When:
Thursday, January 27, 2022
12:00 PM - 12:45 PM CT
Where: Online
Audience: Faculty/Staff - Student - Public - Post Docs/Docs - Graduate Students
Cost: FREE - MUST REGISTER
Contact:
Myria Knox
(312) 503-7962
Group: Medical Humanities & Bioethics Lunchtime Montgomery Lectures
Category: Academic, Lectures & Meetings
The Master of Arts in Medical Humanities & Bioethics Program
Presents
A Montgomery Lecture
With
Catherine Belling, PhD
Associate Professor, Medical Education
Faculty, Medical Humanities & Bioethics Graduate Program
Member, Center for Bioethics and Medical Humanities
Northwestern University Feinberg School of Medicine
Drowning: The Limits of Rescue and the
Ethics of Failure
In this lecture, we will think about drowning, both literally and metaphorically. Taking as starting point the very specific clinical and ethical challenges posed by the care of traumatized displaced migrant populations, Professor Belling will draw on the representation of drowning or near-drowning as trauma in several recent films about people attempting to migrate by sea from Africa to Europe (and about those who aspire to help them): Fire at Sea (dir.

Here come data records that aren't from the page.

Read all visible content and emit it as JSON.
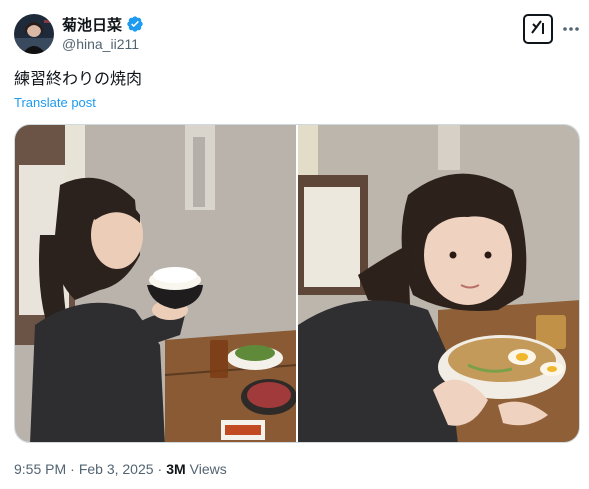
{
  "author": {
    "display_name": "菊池日菜",
    "handle": "@hina_ii211",
    "verified": true,
    "verified_color": "#1d9bf0"
  },
  "post": {
    "text": "練習終わりの焼肉",
    "translate_label": "Translate post"
  },
  "media": {
    "count": 2
  },
  "meta": {
    "time": "9:55 PM",
    "separator_1": "·",
    "date": "Feb 3, 2025",
    "separator_2": "·",
    "views_count": "3M",
    "views_label": "Views"
  },
  "colors": {
    "link": "#1d9bf0",
    "secondary_text": "#536471",
    "primary_text": "#0f1419",
    "border": "#cfd9de"
  },
  "icons": {
    "verified": "verified-badge-icon",
    "grok": "grok-icon",
    "more": "more-horizontal-icon"
  }
}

Rose, 2016), Atlantique (Diop, 2019), His House (Weekes, 2020), and Styx (Fischer, 2018). We will then explore the metaphorical significance of drowning, both within these films and in their resonance for health care, as a way to reimagine what it means to be overwhelmed. Who drowns? Who lets another drown rather than rescue them? How might these films’ storytelling “open up new routes,” as Lisa Diedrich puts it in her work on an ethics of failure, when doctors and patients “risk failure, risk relation”?